Life drawing/ visual indeterminacyPosted: November 4, 2013
The last two weeks I have participated in life drawing classes. Life drawing is always something I enjoyed and I felt like it was something that could spark an idea within my project. After all I do want to work with a subject matter that I can work with. The life drawing model I felt added something, with my work examining my subject’s inner awareness, it meant I had no relationship with my potential subject, therefore I could only examine there outer shell in a sense. This interested in me, would this ultimately limit or enhance my work?
Another point that interested me was the sex of the model, on the first week the model was female and the following week he was male. I felt I wanted a male as their outer shell, is supposedly more hardened. When I brought my life drawing studies back to the studio I was quite confused with where to take them next, I knew I wanted to work upon the studies.
Following my influence from Hirschhorn’s piece in the Tate, ‘Candelebra of heads,’ I wanted to explore with parcel tape and the idea of containment in a sense. My first point of exploration was to mask the life drawing with parcel tape until it was almost unrecognisable. On one of the life drawings I use a permanent marker to outline the figure as I wanted to maintain some idea of what lay underneath, however on the other I allowed the parcel tape to take over. I have to say there is something appealing with the parcel tape, with it cheap, brown and glossy feel. One one of the studies I laid areas of black acrylic and heavily diluted black acrylic in certain areas on top of the parcel tape. These produced a strange outcome, particularly the heavily diluted areas, which created a dripping effect, this was due to the parcel tape not being able to absorb the diluted acrylic. These are the results, I am not impressed enough with these studies to make produce more.

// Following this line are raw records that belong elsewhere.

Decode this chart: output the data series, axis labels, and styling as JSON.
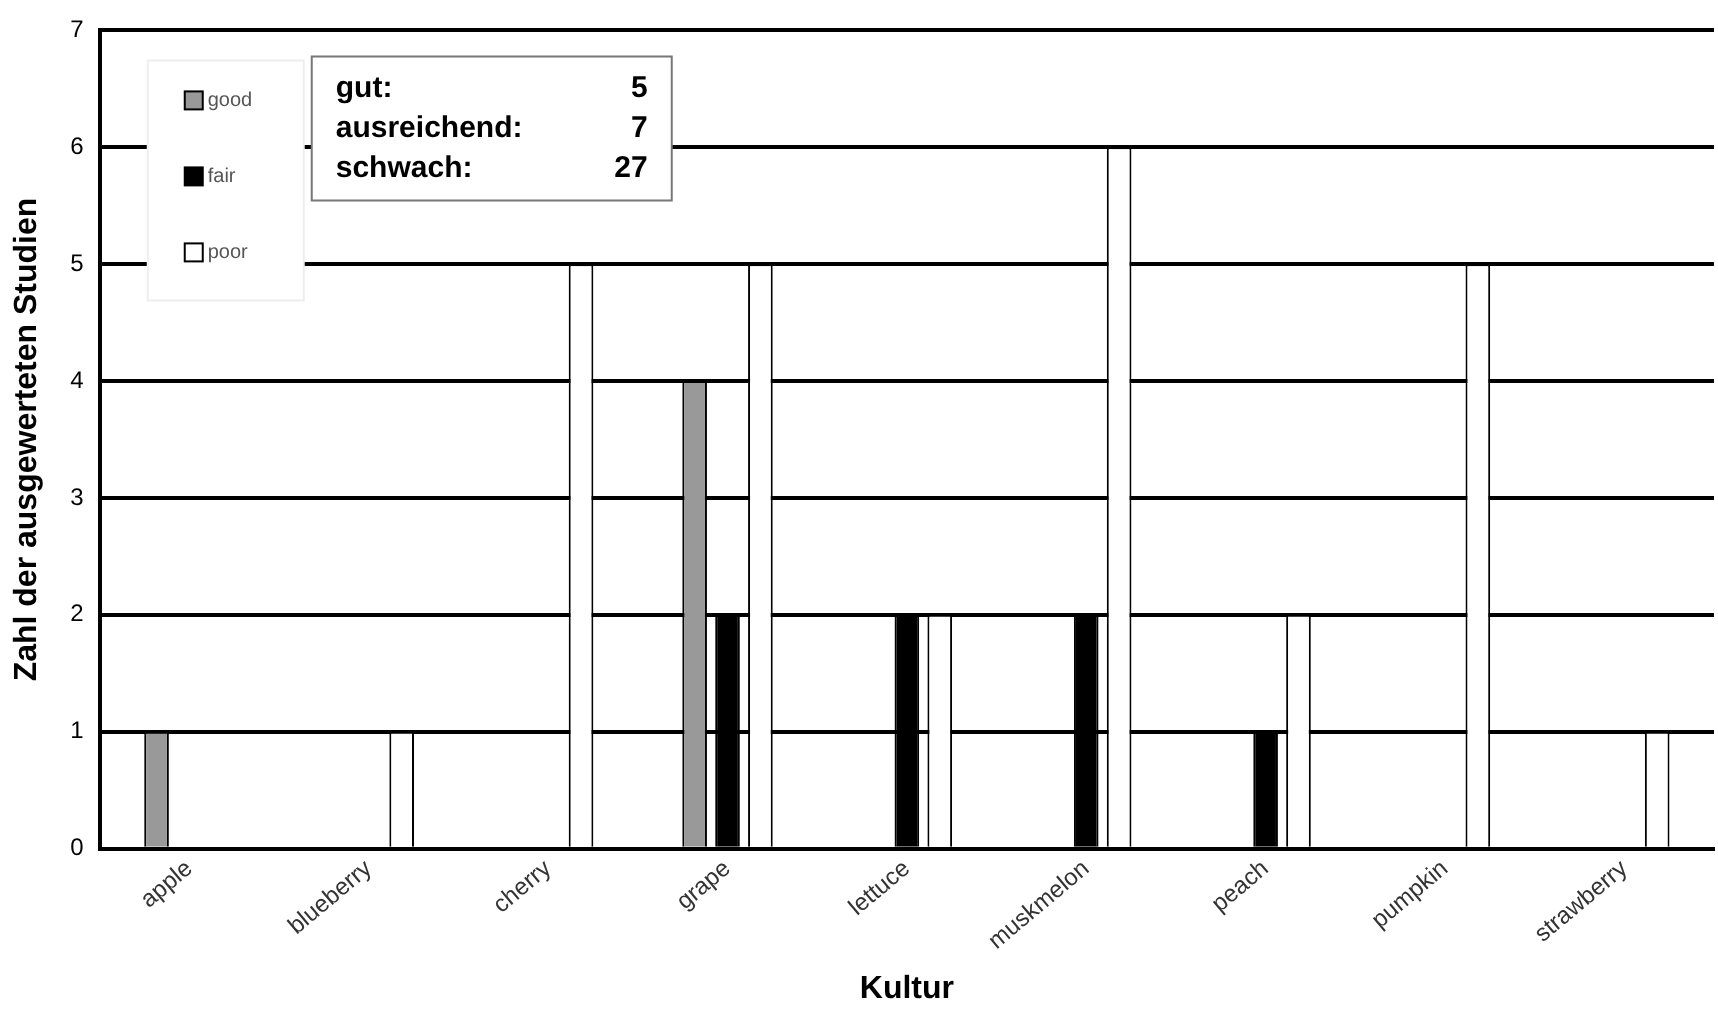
{
  "chart_data": {
    "type": "bar",
    "xlabel": "Kultur",
    "ylabel": "Zahl der ausgewerteten Studien",
    "categories": [
      "apple",
      "blueberry",
      "cherry",
      "grape",
      "lettuce",
      "muskmelon",
      "peach",
      "pumpkin",
      "strawberry"
    ],
    "series": [
      {
        "name": "good",
        "color": "#999999",
        "values": [
          1,
          0,
          0,
          4,
          0,
          0,
          0,
          0,
          0
        ]
      },
      {
        "name": "fair",
        "color": "#000000",
        "values": [
          0,
          0,
          0,
          2,
          2,
          2,
          1,
          0,
          0
        ]
      },
      {
        "name": "poor",
        "color": "#ffffff",
        "values": [
          0,
          1,
          5,
          5,
          2,
          6,
          2,
          5,
          1
        ]
      }
    ],
    "ylim": [
      0,
      7
    ],
    "yticks": [
      0,
      1,
      2,
      3,
      4,
      5,
      6,
      7
    ],
    "grid": "y",
    "legend": "top left",
    "annotations": [
      "gut: 5",
      "ausreichend: 7",
      "schwach: 27"
    ]
  }
}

The idea of subject’s being unrecognisable at first glance is very interesting to me. We recently had a lecture with Rob Pepperel about the fundamentals of visual indeterminacy. This term is essentially an object or scene that defies easy or immediate recognition. As my current body of work is focusing on self-awareness or rather the hidden mind, something being unrecognisable at first glance could be something quite useful and something I could build upon. I feel I have already been exploring with this in my work to some extent, however I feel I am more equipped to tackle this topic further.